L’objet final de la « mise en scène thérapeutique » est ainsi de freiner – voire de désamorcer – la radicalisation et la déréalisation de l’individu qui est sous influence, voire l’emprise des inductions diverses et multiples des groupes extrémistes, en recourant aux différentes approches précédemment évoquées afin de recomposer une narration sociétale pacifiée.
Outre la souplesse d’évolution essentielle dans le traitement de tels « clients » que permet cette approche thérapeutique, l’originalité et la force de la « mise en scène thérapeutique » est aussi de combiner des éléments provenant de pratiques et techniques thérapeutiques dont l’efficacité est largement éprouvée. Elle les adapte, les lie et les réemploie afin de construire une technique d’émergence d’une réalité thérapeutique au sein de laquelle le patient deviendra, tout en étant guidé, pleinement actif de ses propres soins et de son mieux-être. Les expériences que nous avons pu mener dans d’autres champs d’applications (psycho-oncologie, stabilisation et amélioration d’états psychiques, etc.) ont été fort probantes et très prometteuses. Il pourrait être bon, voire salutaire, de l’adapter aux questions liées à la radicalisation des individus, qu’elle qu’en soit la nature.

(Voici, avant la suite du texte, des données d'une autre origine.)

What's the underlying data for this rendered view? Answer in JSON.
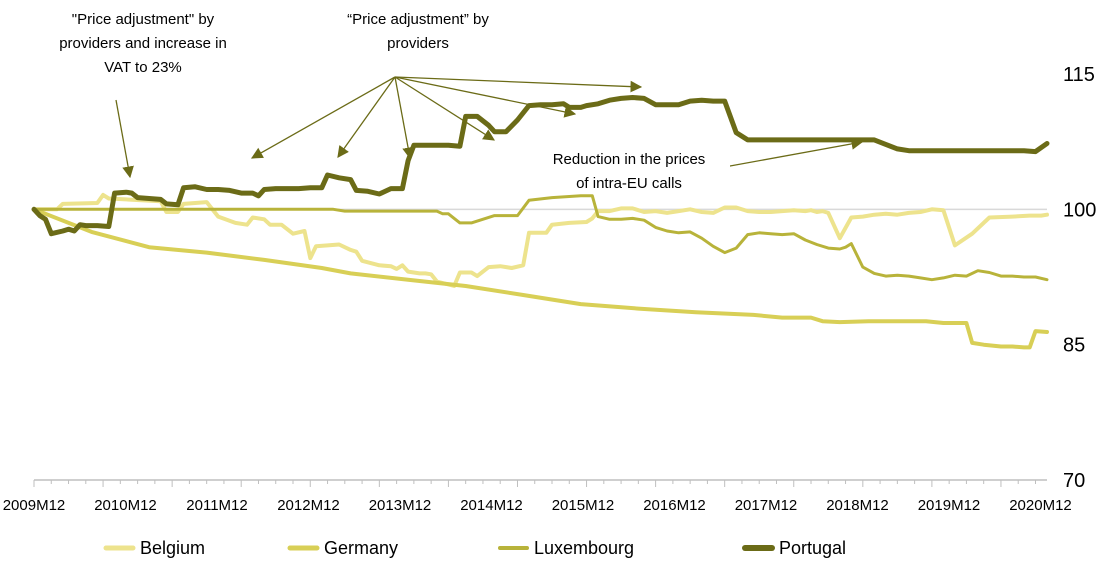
{
  "chart_data": {
    "type": "line",
    "title": "",
    "xlabel": "",
    "ylabel": "",
    "x_ticks": [
      "2009M12",
      "2010M12",
      "2011M12",
      "2012M12",
      "2013M12",
      "2014M12",
      "2015M12",
      "2016M12",
      "2017M12",
      "2018M12",
      "2019M12",
      "2020M12"
    ],
    "x_range_months": [
      0,
      135
    ],
    "yticks": [
      70,
      85,
      100,
      115
    ],
    "ylim": [
      70,
      115
    ],
    "y_axis_side": "right",
    "grid": false,
    "legend_position": "bottom",
    "series": [
      {
        "name": "Belgium",
        "color": "#ede38d",
        "width": 4,
        "points": [
          [
            0,
            100
          ],
          [
            4,
            100
          ],
          [
            5,
            100.6
          ],
          [
            11,
            100.7
          ],
          [
            12,
            101.6
          ],
          [
            13,
            101.2
          ],
          [
            16,
            101.1
          ],
          [
            22,
            100.9
          ],
          [
            23,
            99.7
          ],
          [
            25,
            99.7
          ],
          [
            26,
            100.6
          ],
          [
            30,
            100.8
          ],
          [
            32,
            99.2
          ],
          [
            35,
            98.5
          ],
          [
            37,
            98.3
          ],
          [
            38,
            99.1
          ],
          [
            40,
            98.9
          ],
          [
            41,
            98.3
          ],
          [
            43,
            98.3
          ],
          [
            45,
            97.3
          ],
          [
            47,
            97.6
          ],
          [
            48,
            94.6
          ],
          [
            49,
            95.9
          ],
          [
            53,
            96.1
          ],
          [
            55,
            95.5
          ],
          [
            56,
            95.3
          ],
          [
            57,
            94.3
          ],
          [
            60,
            93.8
          ],
          [
            62,
            93.7
          ],
          [
            63,
            93.4
          ],
          [
            64,
            93.8
          ],
          [
            65,
            93.1
          ],
          [
            67,
            92.9
          ],
          [
            68,
            92.9
          ],
          [
            69,
            92.8
          ],
          [
            70,
            92.0
          ],
          [
            73,
            91.5
          ],
          [
            74,
            93.0
          ],
          [
            76,
            93.0
          ],
          [
            77,
            92.6
          ],
          [
            79,
            93.6
          ],
          [
            81,
            93.7
          ],
          [
            83,
            93.5
          ],
          [
            85,
            93.8
          ],
          [
            86,
            97.4
          ],
          [
            89,
            97.4
          ],
          [
            90,
            98.3
          ],
          [
            93,
            98.5
          ],
          [
            96,
            98.6
          ],
          [
            97,
            99.0
          ],
          [
            98,
            99.8
          ],
          [
            100,
            99.8
          ],
          [
            102,
            100.1
          ],
          [
            104,
            100.1
          ],
          [
            106,
            99.7
          ],
          [
            108,
            99.8
          ],
          [
            110,
            99.6
          ],
          [
            112,
            99.8
          ],
          [
            114,
            100.0
          ],
          [
            116,
            99.7
          ],
          [
            118,
            99.6
          ],
          [
            120,
            100.2
          ],
          [
            122,
            100.2
          ],
          [
            124,
            99.8
          ],
          [
            126,
            99.7
          ],
          [
            128,
            99.7
          ],
          [
            130,
            99.8
          ],
          [
            132,
            99.9
          ],
          [
            134,
            99.8
          ],
          [
            135,
            99.9
          ],
          [
            136,
            99.7
          ],
          [
            137,
            99.8
          ],
          [
            138,
            99.6
          ],
          [
            140,
            96.8
          ],
          [
            142,
            99.1
          ],
          [
            144,
            99.2
          ],
          [
            146,
            99.4
          ],
          [
            148,
            99.5
          ],
          [
            150,
            99.4
          ],
          [
            152,
            99.6
          ],
          [
            154,
            99.7
          ],
          [
            156,
            100.0
          ],
          [
            158,
            99.9
          ],
          [
            160,
            96.0
          ],
          [
            163,
            97.3
          ],
          [
            166,
            99.1
          ],
          [
            170,
            99.2
          ],
          [
            173,
            99.3
          ],
          [
            175,
            99.3
          ],
          [
            176,
            99.4
          ]
        ]
      },
      {
        "name": "Germany",
        "color": "#d8cf56",
        "width": 4,
        "points": [
          [
            0,
            100
          ],
          [
            10,
            97.5
          ],
          [
            20,
            95.8
          ],
          [
            30,
            95.2
          ],
          [
            40,
            94.4
          ],
          [
            50,
            93.5
          ],
          [
            55,
            92.9
          ],
          [
            65,
            92.2
          ],
          [
            75,
            91.5
          ],
          [
            85,
            90.5
          ],
          [
            95,
            89.5
          ],
          [
            105,
            89.0
          ],
          [
            115,
            88.6
          ],
          [
            125,
            88.3
          ],
          [
            130,
            88.0
          ],
          [
            135,
            88.0
          ],
          [
            137,
            87.6
          ],
          [
            140,
            87.5
          ],
          [
            145,
            87.6
          ],
          [
            150,
            87.6
          ],
          [
            155,
            87.6
          ],
          [
            158,
            87.4
          ],
          [
            160,
            87.4
          ],
          [
            162,
            87.4
          ],
          [
            163,
            85.2
          ],
          [
            165,
            85.0
          ],
          [
            168,
            84.8
          ],
          [
            170,
            84.8
          ],
          [
            172,
            84.7
          ],
          [
            173,
            84.7
          ],
          [
            174,
            86.5
          ],
          [
            176,
            86.4
          ]
        ]
      },
      {
        "name": "Luxembourg",
        "color": "#b8b33a",
        "width": 3,
        "points": [
          [
            0,
            100
          ],
          [
            11,
            100
          ],
          [
            30,
            100
          ],
          [
            50,
            100
          ],
          [
            52,
            100
          ],
          [
            54,
            99.8
          ],
          [
            70,
            99.8
          ],
          [
            71,
            99.5
          ],
          [
            72,
            99.5
          ],
          [
            73,
            99.0
          ],
          [
            74,
            98.5
          ],
          [
            76,
            98.5
          ],
          [
            80,
            99.3
          ],
          [
            84,
            99.3
          ],
          [
            86,
            101.0
          ],
          [
            90,
            101.3
          ],
          [
            95,
            101.5
          ],
          [
            97,
            101.5
          ],
          [
            98,
            99.2
          ],
          [
            100,
            98.9
          ],
          [
            102,
            98.9
          ],
          [
            104,
            99.0
          ],
          [
            106,
            98.8
          ],
          [
            108,
            98.0
          ],
          [
            110,
            97.6
          ],
          [
            112,
            97.4
          ],
          [
            114,
            97.5
          ],
          [
            116,
            96.8
          ],
          [
            118,
            95.9
          ],
          [
            120,
            95.2
          ],
          [
            122,
            95.7
          ],
          [
            124,
            97.2
          ],
          [
            126,
            97.4
          ],
          [
            128,
            97.3
          ],
          [
            130,
            97.2
          ],
          [
            132,
            97.3
          ],
          [
            134,
            96.6
          ],
          [
            136,
            96.1
          ],
          [
            138,
            95.7
          ],
          [
            140,
            95.6
          ],
          [
            141,
            95.8
          ],
          [
            142,
            96.2
          ],
          [
            144,
            93.6
          ],
          [
            146,
            92.9
          ],
          [
            148,
            92.6
          ],
          [
            150,
            92.7
          ],
          [
            152,
            92.6
          ],
          [
            154,
            92.4
          ],
          [
            156,
            92.2
          ],
          [
            158,
            92.4
          ],
          [
            160,
            92.7
          ],
          [
            162,
            92.6
          ],
          [
            164,
            93.2
          ],
          [
            166,
            93.0
          ],
          [
            168,
            92.6
          ],
          [
            170,
            92.6
          ],
          [
            172,
            92.5
          ],
          [
            174,
            92.5
          ],
          [
            176,
            92.2
          ]
        ]
      },
      {
        "name": "Portugal",
        "color": "#6b6b17",
        "width": 5,
        "points": [
          [
            0,
            100
          ],
          [
            1,
            99.3
          ],
          [
            2,
            98.9
          ],
          [
            3,
            97.3
          ],
          [
            5,
            97.6
          ],
          [
            6,
            97.8
          ],
          [
            7,
            97.6
          ],
          [
            8,
            98.3
          ],
          [
            9,
            98.2
          ],
          [
            11,
            98.2
          ],
          [
            13,
            98.1
          ],
          [
            14,
            101.8
          ],
          [
            16,
            101.9
          ],
          [
            17,
            101.8
          ],
          [
            18,
            101.3
          ],
          [
            20,
            101.2
          ],
          [
            22,
            101.1
          ],
          [
            23,
            100.6
          ],
          [
            25,
            100.5
          ],
          [
            26,
            102.4
          ],
          [
            28,
            102.5
          ],
          [
            30,
            102.2
          ],
          [
            32,
            102.2
          ],
          [
            34,
            102.1
          ],
          [
            36,
            101.8
          ],
          [
            38,
            101.8
          ],
          [
            39,
            101.5
          ],
          [
            40,
            102.2
          ],
          [
            42,
            102.3
          ],
          [
            44,
            102.3
          ],
          [
            46,
            102.3
          ],
          [
            48,
            102.4
          ],
          [
            50,
            102.4
          ],
          [
            51,
            103.8
          ],
          [
            53,
            103.5
          ],
          [
            55,
            103.3
          ],
          [
            56,
            102.1
          ],
          [
            58,
            102.0
          ],
          [
            60,
            101.7
          ],
          [
            62,
            102.3
          ],
          [
            64,
            102.3
          ],
          [
            65,
            105.4
          ],
          [
            66,
            107.1
          ],
          [
            68,
            107.1
          ],
          [
            70,
            107.1
          ],
          [
            72,
            107.1
          ],
          [
            74,
            107.0
          ],
          [
            75,
            110.3
          ],
          [
            77,
            110.3
          ],
          [
            79,
            109.3
          ],
          [
            80,
            108.6
          ],
          [
            82,
            108.6
          ],
          [
            84,
            109.9
          ],
          [
            86,
            111.5
          ],
          [
            88,
            111.6
          ],
          [
            90,
            111.6
          ],
          [
            92,
            111.7
          ],
          [
            93,
            111.3
          ],
          [
            95,
            111.3
          ],
          [
            96,
            111.5
          ],
          [
            98,
            111.7
          ],
          [
            100,
            112.1
          ],
          [
            102,
            112.3
          ],
          [
            104,
            112.4
          ],
          [
            106,
            112.3
          ],
          [
            108,
            111.6
          ],
          [
            110,
            111.6
          ],
          [
            112,
            111.6
          ],
          [
            114,
            112.0
          ],
          [
            116,
            112.1
          ],
          [
            118,
            112.0
          ],
          [
            120,
            112.0
          ],
          [
            122,
            108.5
          ],
          [
            124,
            107.7
          ],
          [
            126,
            107.7
          ],
          [
            128,
            107.7
          ],
          [
            130,
            107.7
          ],
          [
            132,
            107.7
          ],
          [
            134,
            107.7
          ],
          [
            136,
            107.7
          ],
          [
            138,
            107.7
          ],
          [
            140,
            107.7
          ],
          [
            142,
            107.7
          ],
          [
            144,
            107.7
          ],
          [
            146,
            107.7
          ],
          [
            148,
            107.2
          ],
          [
            150,
            106.7
          ],
          [
            152,
            106.5
          ],
          [
            154,
            106.5
          ],
          [
            156,
            106.5
          ],
          [
            158,
            106.5
          ],
          [
            160,
            106.5
          ],
          [
            162,
            106.5
          ],
          [
            164,
            106.5
          ],
          [
            166,
            106.5
          ],
          [
            168,
            106.5
          ],
          [
            170,
            106.5
          ],
          [
            172,
            106.5
          ],
          [
            174,
            106.4
          ],
          [
            176,
            107.3
          ]
        ]
      }
    ],
    "annotations": [
      {
        "lines": [
          "\"Price adjustment\" by",
          "providers and increase in",
          "VAT to 23%"
        ]
      },
      {
        "lines": [
          "“Price adjustment” by",
          "providers"
        ]
      },
      {
        "lines": [
          "Reduction in the prices",
          "of intra-EU calls"
        ]
      }
    ]
  }
}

[1] Note 1 : https://cf2r.org/psyops/comprendre-et-identifier-les-processus-de-radicalisation-une-approche-conceptuelle-et-operationnelle-1/
[2] Laurent Bègue, « Il n’y a pas de traits de personnalité spécifiques chez les terroristes », Le Cercle Psy, propos recueillis par S. Chiche, 2015.
[3] Ibid.
[4] L’adhésion émergentiste est un peu plus que la « simple » adhésion dont elle procède. Le PAEm (Principe d’adhésion émergentiste) est un état neuropsychologique et cognitif qui conduit un sujet à faire émerger, via son engagement dans une représentation, une autre réalité que celle produite par ses afférences sensorielles. Cet engagement qui peut être plus ou moins fort et plus ou moins long, peut être induit par un travail de mise en scène de l’image et/ou de la représentation à laquelle est soumis le sujet-adhérant
[5] M.-N. Metz-Lutz, Y. Bressan, N. Heider et H. Otzenberger “What Physiological Changes and Cerebral Traces Tell us about Adhesion to Fiction During Theater-Watching?”, Front Hum Neurosci. 2010 ; Yannick Bressan, « Adhérer à une fiction », Cerveau & Psycho, n°39, mai /juin 2010.
[6] Voir « la chaine d’activation » in Y. Bressan, La particule fondamentale de l’Etre, MJW Editions, 2019.
[7] Voir « Le théâtre de la mort » dans Y. Bressan, Radicalisation, renseignement et individus toxiques, V.A. Editions, 2019.